To this we'll add a few other formats that are missing, which handles the percentages, float, and, bold letters for the column labels.

In [123]:
percent_format = writer.book.add_format(
        {
            'num_format':'0.0%',
            'font_color': font_color,
            'bg_color': background_color,
            'border': 1
        }
    )
decimal_format = writer.book.add_format(
        {
            'num_format': '0.00',
            'font_color': font_color,
            'bg_color': background_color,
            'border': 1
        }
    )
bold_format = writer.book.add_format({'bold': True})

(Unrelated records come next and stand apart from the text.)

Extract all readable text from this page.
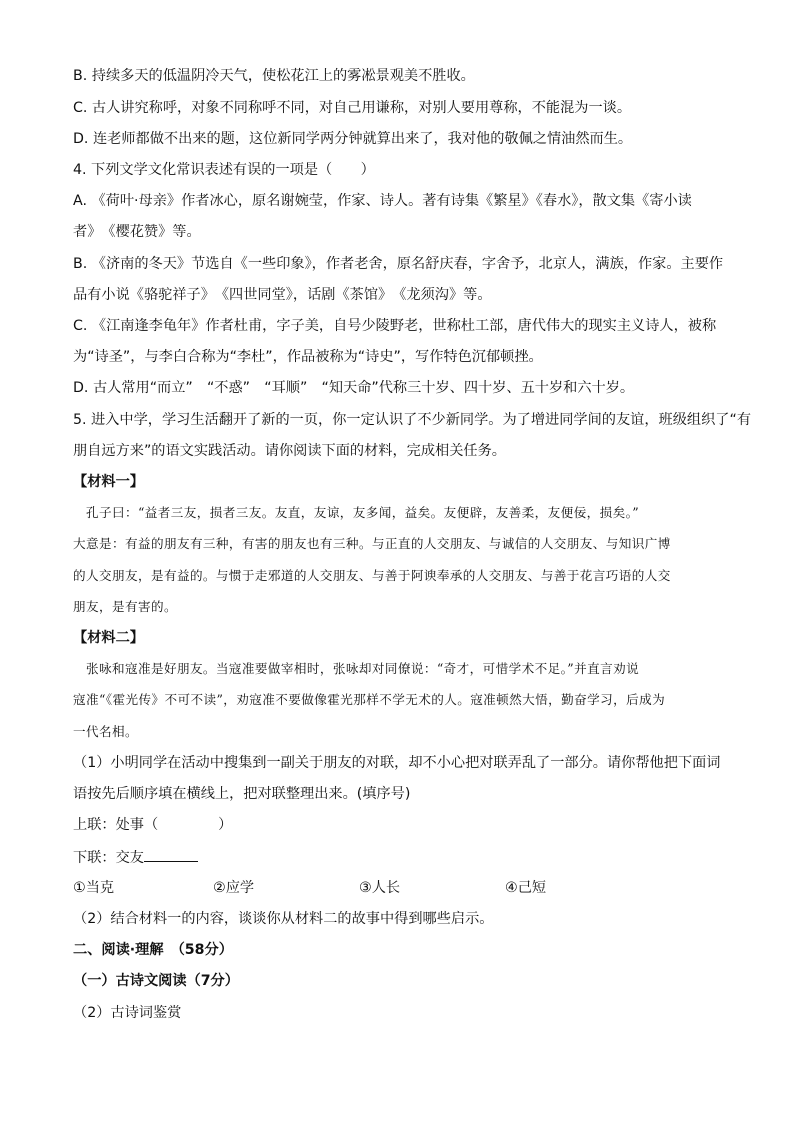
B. 持续多天的低温阴冷天气，使松花江上的雾凇景观美不胜收。
C. 古人讲究称呼，对象不同称呼不同，对自己用谦称，对别人要用尊称，不能混为一谈。
D. 连老师都做不出来的题，这位新同学两分钟就算出来了，我对他的敬佩之情油然而生。
4. 下列文学文化常识表述有误的一项是（　　）
A. 《荷叶·母亲》作者冰心，原名谢婉莹，作家、诗人。著有诗集《繁星》《春水》，散文集《寄小读
者》　《樱花赞》等。
B. 《济南的冬天》节选自《一些印象》，作者老舍，原名舒庆春，字舍予，北京人，满族，作家。主要作
品有小说《骆驼祥子》　《四世同堂》，话剧《茶馆》　《龙须沟》等。
C. 《江南逢李龟年》作者杜甫，字子美，自号少陵野老，世称杜工部，唐代伟大的现实主义诗人，被称
为“诗圣”，与李白合称为“李杜”，作品被称为“诗史”，写作特色沉郁顿挫。
D. 古人常用“而立”　“不惑”　“耳顺”　“知天命”代称三十岁、四十岁、五十岁和六十岁。
5. 进入中学，学习生活翻开了新的一页，你一定认识了不少新同学。为了增进同学间的友谊，班级组织了“有
朋自远方来”的语文实践活动。请你阅读下面的材料，完成相关任务。
【材料一】
　孔子曰：“益者三友，损者三友。友直，友谅，友多闻，益矣。友便辟，友善柔，友便佞，损矣。”
大意是：有益的朋友有三种，有害的朋友也有三种。与正直的人交朋友、与诚信的人交朋友、与知识广博
的人交朋友，是有益的。与惯于走邪道的人交朋友、与善于阿谀奉承的人交朋友、与善于花言巧语的人交
朋友，是有害的。
【材料二】
　张咏和寇准是好朋友。当寇准要做宰相时，张咏却对同僚说：“奇才，可惜学术不足。”并直言劝说
寇准“《霍光传》不可不读”，劝寇准不要做像霍光那样不学无术的人。寇准顿然大悟，勤奋学习，后成为
一代名相。
（1）小明同学在活动中搜集到一副关于朋友的对联，却不小心把对联弄乱了一部分。请你帮他把下面词
语按先后顺序填在横线上，把对联整理出来。(填序号)
上联：处事（	）
下联：交友
①当克	②应学	③人长	④己短
（2）结合材料一的内容，谈谈你从材料二的故事中得到哪些启示。
二、阅读·理解　（58分）
（一）古诗文阅读（7分）
（2）古诗词鉴赏
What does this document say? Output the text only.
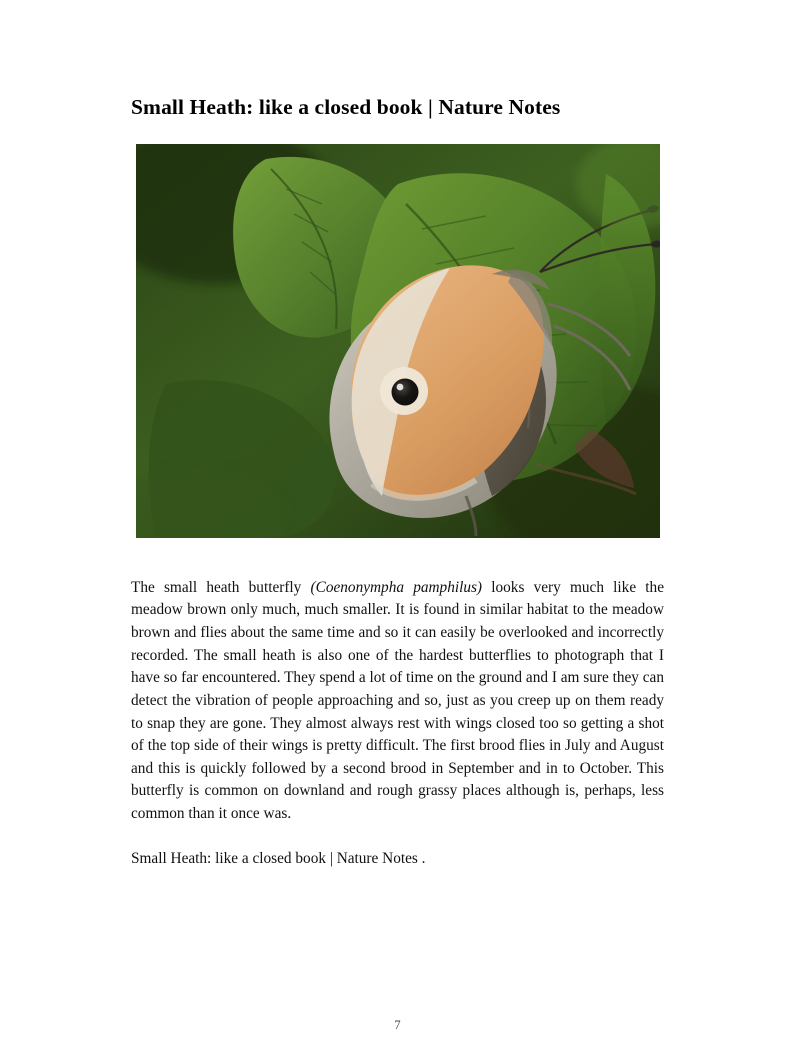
Small Heath: like a closed book | Nature Notes

The small heath butterfly (Coenonympha pamphilus) looks very much like the meadow brown only much, much smaller. It is found in similar habitat to the meadow brown and flies about the same time and so it can easily be overlooked and incorrectly recorded. The small heath is also one of the hardest butterflies to photograph that I have so far encountered. They spend a lot of time on the ground and I am sure they can detect the vibration of people approaching and so, just as you creep up on them ready to snap they are gone. They almost always rest with wings closed too so getting a shot of the top side of their wings is pretty difficult. The first brood flies in July and August and this is quickly followed by a second brood in September and in to October. This butterfly is common on downland and rough grassy places although is, perhaps, less common than it once was.

Small Heath: like a closed book | Nature Notes .

7
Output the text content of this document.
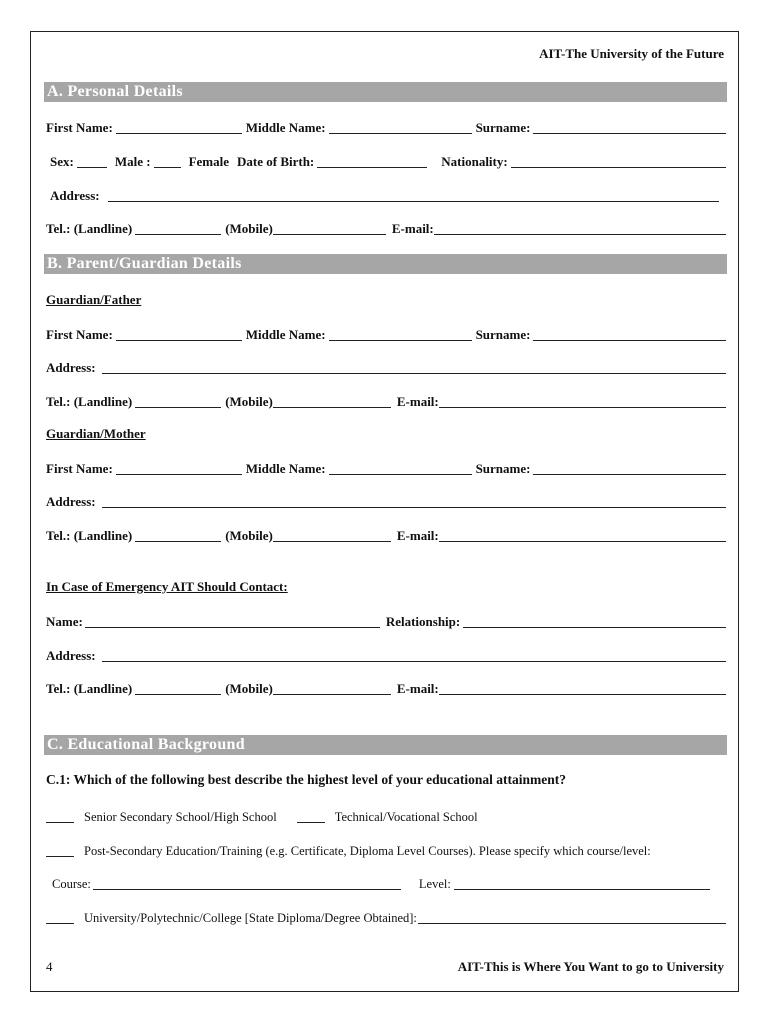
AIT-The University of the Future
A. Personal Details
First Name:	Middle Name:	Surname:
Sex:	Male :	Female Date of Birth:	Nationality:
Address:
Tel.: (Landline)	(Mobile)	E-mail:
B. Parent/Guardian Details
Guardian/Father
First Name:	Middle Name:	Surname:
Address:
Tel.: (Landline)	(Mobile)	E-mail:
Guardian/Mother
First Name:	Middle Name:	Surname:
Address:
Tel.: (Landline)	(Mobile)	E-mail:
In Case of Emergency AIT Should Contact:
Name:	Relationship:
Address:
Tel.: (Landline)	(Mobile)	E-mail:
C. Educational Background
C.1: Which of the following best describe the highest level of your educational attainment?
Senior Secondary School/High School	Technical/Vocational School
Post-Secondary Education/Training (e.g. Certificate, Diploma Level Courses). Please specify which course/level:
Course:	Level:
University/Polytechnic/College [State Diploma/Degree Obtained]:
4	AIT-This is Where You Want to go to University
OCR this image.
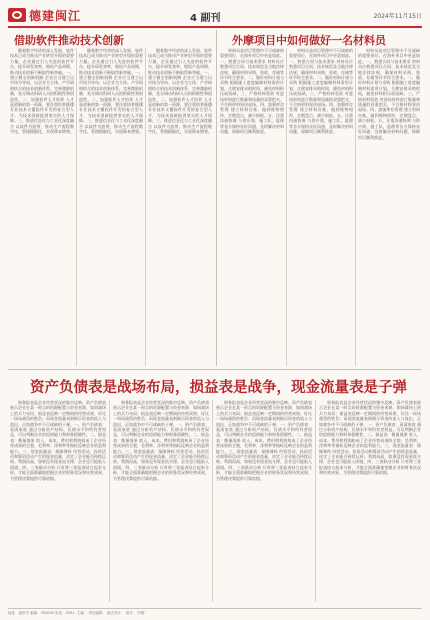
德建闽江	4 副刊	2024年11月15日
借助软件推动技术创新

随着数字经济的深入发展，软件技术已成为推动产业转型升级的重要力量。企业通过引入先进的软件平台，提升研发效率，缩短产品周期，推动技术创新不断取得新突破。一、建立健全创新机制 企业应当建立以市场为导向、以企业为主体、产学研相结合的技术创新体系，完善激励机制，充分调动科研人员的积极性和创造性。二、加强软件人才培养 人才是创新的第一资源，要注重培养既懂专业技术又懂软件开发的复合型人才，为技术创新提供坚实的人才保障。三、推进信息化与工业化深度融合 以软件为纽带，推动生产流程数字化、管理精细化，实现降本增效。

随着数字经济的深入发展，软件技术已成为推动产业转型升级的重要力量。企业通过引入先进的软件平台，提升研发效率，缩短产品周期，推动技术创新不断取得新突破。一、建立健全创新机制 企业应当建立以市场为导向、以企业为主体、产学研相结合的技术创新体系，完善激励机制，充分调动科研人员的积极性和创造性。二、加强软件人才培养 人才是创新的第一资源，要注重培养既懂专业技术又懂软件开发的复合型人才，为技术创新提供坚实的人才保障。三、推进信息化与工业化深度融合 以软件为纽带，推动生产流程数字化、管理精细化，实现降本增效。

随着数字经济的深入发展，软件技术已成为推动产业转型升级的重要力量。企业通过引入先进的软件平台，提升研发效率，缩短产品周期，推动技术创新不断取得新突破。一、建立健全创新机制 企业应当建立以市场为导向、以企业为主体、产学研相结合的技术创新体系，完善激励机制，充分调动科研人员的积极性和创造性。二、加强软件人才培养 人才是创新的第一资源，要注重培养既懂专业技术又懂软件开发的复合型人才，为技术创新提供坚实的人才保障。三、推进信息化与工业化深度融合 以软件为纽带，推动生产流程数字化、管理精细化，实现降本增效。

外摩项目中如何做好一名材料员

材料员是项目管理中不可或缺的重要岗位，在海外项目中更是如此。一、熟悉合同与技术要求 材料员应熟悉项目合同、技术规范及当地法律法规，确保材料采购、验收、存储等环节符合要求。二、做好材料计划与采购 根据施工进度编制材料需用计划，合理安排采购时间，避免材料积压或短缺。三、严格材料验收 对进场材料进行数量和质量的双重把关，不合格材料坚决退场。四、加强库存管理 建立材料台账，做到账物相符，定期盘点，减少损耗。五、注重沟通协调 与供应商、施工队、监理等各方保持良好沟通，及时解决材料问题，保障项目顺利推进。

材料员是项目管理中不可或缺的重要岗位，在海外项目中更是如此。一、熟悉合同与技术要求 材料员应熟悉项目合同、技术规范及当地法律法规，确保材料采购、验收、存储等环节符合要求。二、做好材料计划与采购 根据施工进度编制材料需用计划，合理安排采购时间，避免材料积压或短缺。三、严格材料验收 对进场材料进行数量和质量的双重把关，不合格材料坚决退场。四、加强库存管理 建立材料台账，做到账物相符，定期盘点，减少损耗。五、注重沟通协调 与供应商、施工队、监理等各方保持良好沟通，及时解决材料问题，保障项目顺利推进。

材料员是项目管理中不可或缺的重要岗位，在海外项目中更是如此。一、熟悉合同与技术要求 材料员应熟悉项目合同、技术规范及当地法律法规，确保材料采购、验收、存储等环节符合要求。二、做好材料计划与采购 根据施工进度编制材料需用计划，合理安排采购时间，避免材料积压或短缺。三、严格材料验收 对进场材料进行数量和质量的双重把关，不合格材料坚决退场。四、加强库存管理 建立材料台账，做到账物相符，定期盘点，减少损耗。五、注重沟通协调 与供应商、施工队、监理等各方保持良好沟通，及时解决材料问题，保障项目顺利推进。

资产负债表是战场布局，损益表是战争，现金流量表是子弹

财务报表是企业经营状况的集中反映。资产负债表展示企业在某一时点的资源配置与资金来源，如同战场上的兵力布局；损益表反映一定期间的经营成果，好比一场场战役的胜负；而现金流量表则揭示资金的流入与流出，正如战争中不可或缺的子弹。一、资产负债表：看清家底 通过分析资产结构、负债水平和所有者权益，可以判断企业的偿债能力和财务稳健性。二、损益表：衡量战果 收入、成本、费用和利润构成了企业经营成果的全貌，毛利率、净利率等指标反映企业的盈利能力。三、现金流量表：保障弹药 经营活动、投资活动和筹资活动产生的现金流量，决定了企业能否持续运转。利润再高，如果没有现金流支撑，企业也可能陷入困境。四、三表联动分析 只有将三张报表结合起来分析，才能全面准确地把握企业的财务状况和经营成果，为管理决策提供可靠依据。

财务报表是企业经营状况的集中反映。资产负债表展示企业在某一时点的资源配置与资金来源，如同战场上的兵力布局；损益表反映一定期间的经营成果，好比一场场战役的胜负；而现金流量表则揭示资金的流入与流出，正如战争中不可或缺的子弹。一、资产负债表：看清家底 通过分析资产结构、负债水平和所有者权益，可以判断企业的偿债能力和财务稳健性。二、损益表：衡量战果 收入、成本、费用和利润构成了企业经营成果的全貌，毛利率、净利率等指标反映企业的盈利能力。三、现金流量表：保障弹药 经营活动、投资活动和筹资活动产生的现金流量，决定了企业能否持续运转。利润再高，如果没有现金流支撑，企业也可能陷入困境。四、三表联动分析 只有将三张报表结合起来分析，才能全面准确地把握企业的财务状况和经营成果，为管理决策提供可靠依据。

财务报表是企业经营状况的集中反映。资产负债表展示企业在某一时点的资源配置与资金来源，如同战场上的兵力布局；损益表反映一定期间的经营成果，好比一场场战役的胜负；而现金流量表则揭示资金的流入与流出，正如战争中不可或缺的子弹。一、资产负债表：看清家底 通过分析资产结构、负债水平和所有者权益，可以判断企业的偿债能力和财务稳健性。二、损益表：衡量战果 收入、成本、费用和利润构成了企业经营成果的全貌，毛利率、净利率等指标反映企业的盈利能力。三、现金流量表：保障弹药 经营活动、投资活动和筹资活动产生的现金流量，决定了企业能否持续运转。利润再高，如果没有现金流支撑，企业也可能陷入困境。四、三表联动分析 只有将三张报表结合起来分析，才能全面准确地把握企业的财务状况和经营成果，为管理决策提供可靠依据。

财务报表是企业经营状况的集中反映。资产负债表展示企业在某一时点的资源配置与资金来源，如同战场上的兵力布局；损益表反映一定期间的经营成果，好比一场场战役的胜负；而现金流量表则揭示资金的流入与流出，正如战争中不可或缺的子弹。一、资产负债表：看清家底 通过分析资产结构、负债水平和所有者权益，可以判断企业的偿债能力和财务稳健性。二、损益表：衡量战果 收入、成本、费用和利润构成了企业经营成果的全貌，毛利率、净利率等指标反映企业的盈利能力。三、现金流量表：保障弹药 经营活动、投资活动和筹资活动产生的现金流量，决定了企业能否持续运转。利润再高，如果没有现金流支撑，企业也可能陷入困境。四、三表联动分析 只有将三张报表结合起来分析，才能全面准确地把握企业的财务状况和经营成果，为管理决策提供可靠依据。

地址：福州市 邮编：350000 电话：0591- 主编： 责任编辑： 版式设计： 校对： 印刷：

Now we apply the formats to the columns of the data frame. We create a dictionary with the column details and loop through that.

In [124]:
column_formats = { 
                    'A': ['Ticker', string_format],
                    'B': ['Price', dollar_format],
                    'C': ['One-month Return', percent_format],
                    'D': ['One-month Return Percentile', decimal_format],
                    'E': ['Three-month Return', percent_format],
                    'F': ['Three-month Return Percentile', decimal_format],
                    'G': ['Six-month Return', percent_format],
                    'H': ['Six-month Return Percentile', decimal_format],
                    'I': ['One-Year Return', percent_format],
                    'J': ['One-Year Return Percentile', decimal_format],
                    'K': ['Number of Shares to Buy', integer_format],
                    'L': ['HQM Score', decimal_format]
                    }
for column in column_formats.keys():
    writer.sheets['Momentum Strategy'].set_column(f'{column}:{column}', 20, column_formats[column][1])
    writer.sheets['Momentum Strategy'].write(f'{column}1', column_formats[column][0], bold_format)
writer.save()

Voila! And that brings us to the end of this project. The purposes of which was to practice API calling, data cleaning and exploration, debugging, and, formatting of our data into xlsx files.